3
votes

Problem: OutOfMemory error is showing on applying the PCA on 8 million features.

Here is my code snipet:-

from sklearn.decomposition import PCA as sklearnPCA
sklearn_pca = sklearnPCA(n_components=10000)
pca_tfidf_sklearn = sklearn_pca.fit(traindata_tfidf.toarray())

I want to apply the PCA / dimension reduction techniques on text extracted features (using tf-idf). Currently I am having around 8 million such feature and I want to reduce those features and to classify the documents I am using the MultiNomialNB.

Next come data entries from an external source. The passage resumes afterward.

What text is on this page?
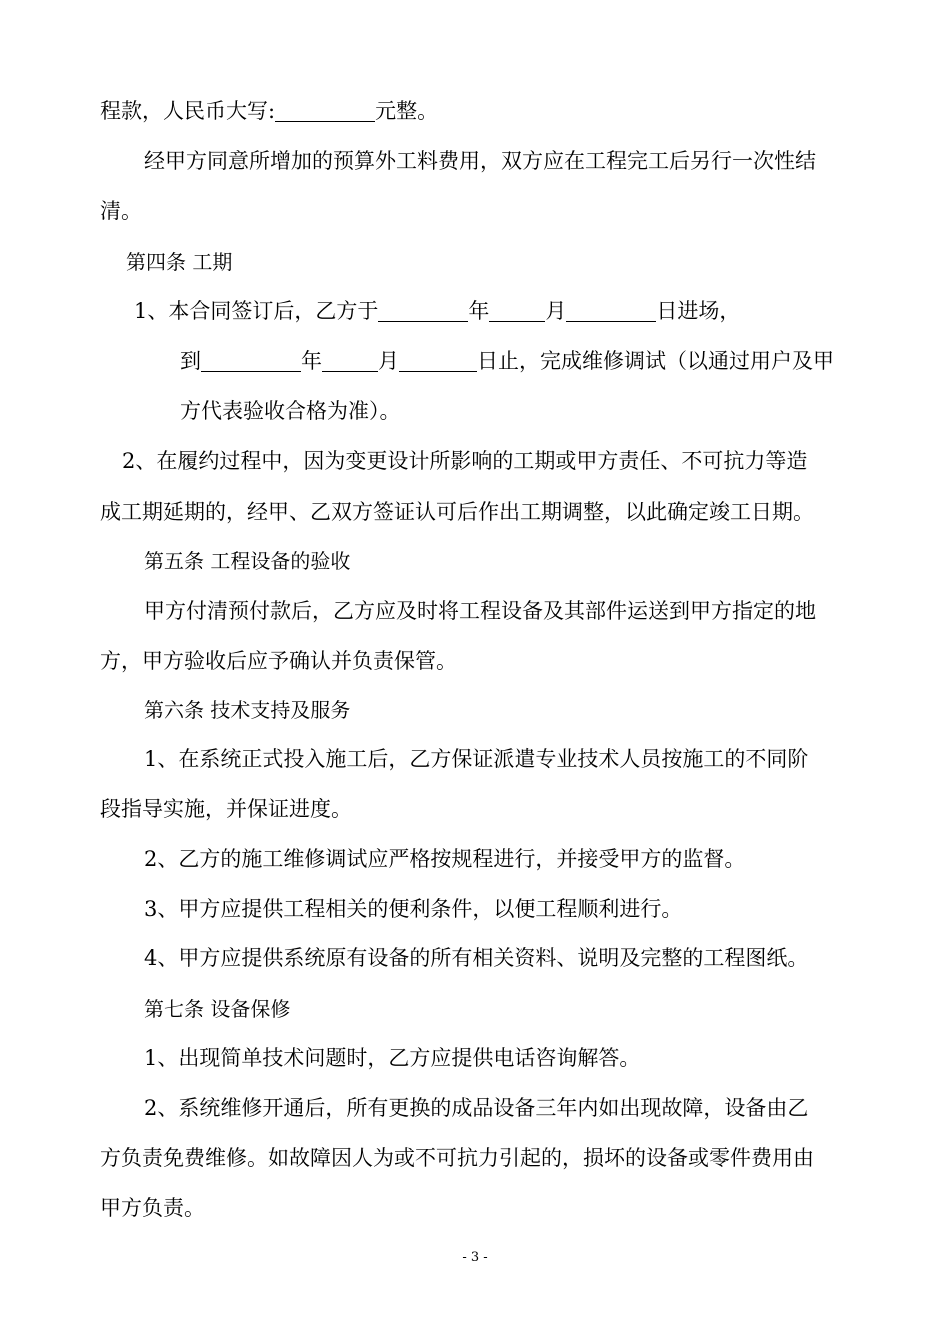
程款，人民币大写:	元整。
经甲方同意所增加的预算外工料费用，双方应在工程完工后另行一次性结
清。
第四条 工期
1、本合同签订后，乙方于	年	月	日进场，
到	年	月	日止，完成维修调试（以通过用户及甲
方代表验收合格为准）。
2、在履约过程中，因为变更设计所影响的工期或甲方责任、不可抗力等造
成工期延期的，经甲、乙双方签证认可后作出工期调整，以此确定竣工日期。
第五条 工程设备的验收
甲方付清预付款后，乙方应及时将工程设备及其部件运送到甲方指定的地
方，甲方验收后应予确认并负责保管。
第六条 技术支持及服务
1、在系统正式投入施工后，乙方保证派遣专业技术人员按施工的不同阶
段指导实施，并保证进度。
2、乙方的施工维修调试应严格按规程进行，并接受甲方的监督。
3、甲方应提供工程相关的便利条件，以便工程顺利进行。
4、甲方应提供系统原有设备的所有相关资料、说明及完整的工程图纸。
第七条 设备保修
1、出现简单技术问题时，乙方应提供电话咨询解答。
2、系统维修开通后，所有更换的成品设备三年内如出现故障，设备由乙
方负责免费维修。如故障因人为或不可抗力引起的，损坏的设备或零件费用由
甲方负责。
- 3 -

And I am stucked due to the OutOfMemory error.

2

2 Answers

2
votes

I have had a similar problem. Using a Restricted Boltzmann Machine (RBM) instead of PCA fixed the problem. Mathematically, this is because PCA only looks at the EigenValues and EigenVectors of your feature matrix whereas RBM works as a neural network to consider all multiplicative possibilities of the features in your data. Therefore, RBM has a much greater set to consider when deciding which features are more important. It then reduces the quantity of features to a much smaller size with more important features than PCA can. However, be sure to Feature Scale and Normalize the data before applying an RBM to the data.

1
votes

I suppose, traindata_tfidf is actually in a sparse form. Try using one of scipy sparse formats instead of an array. Also take a look at SparsePCA methods, and if it doesn't help, use MiniBatchSparsePCA.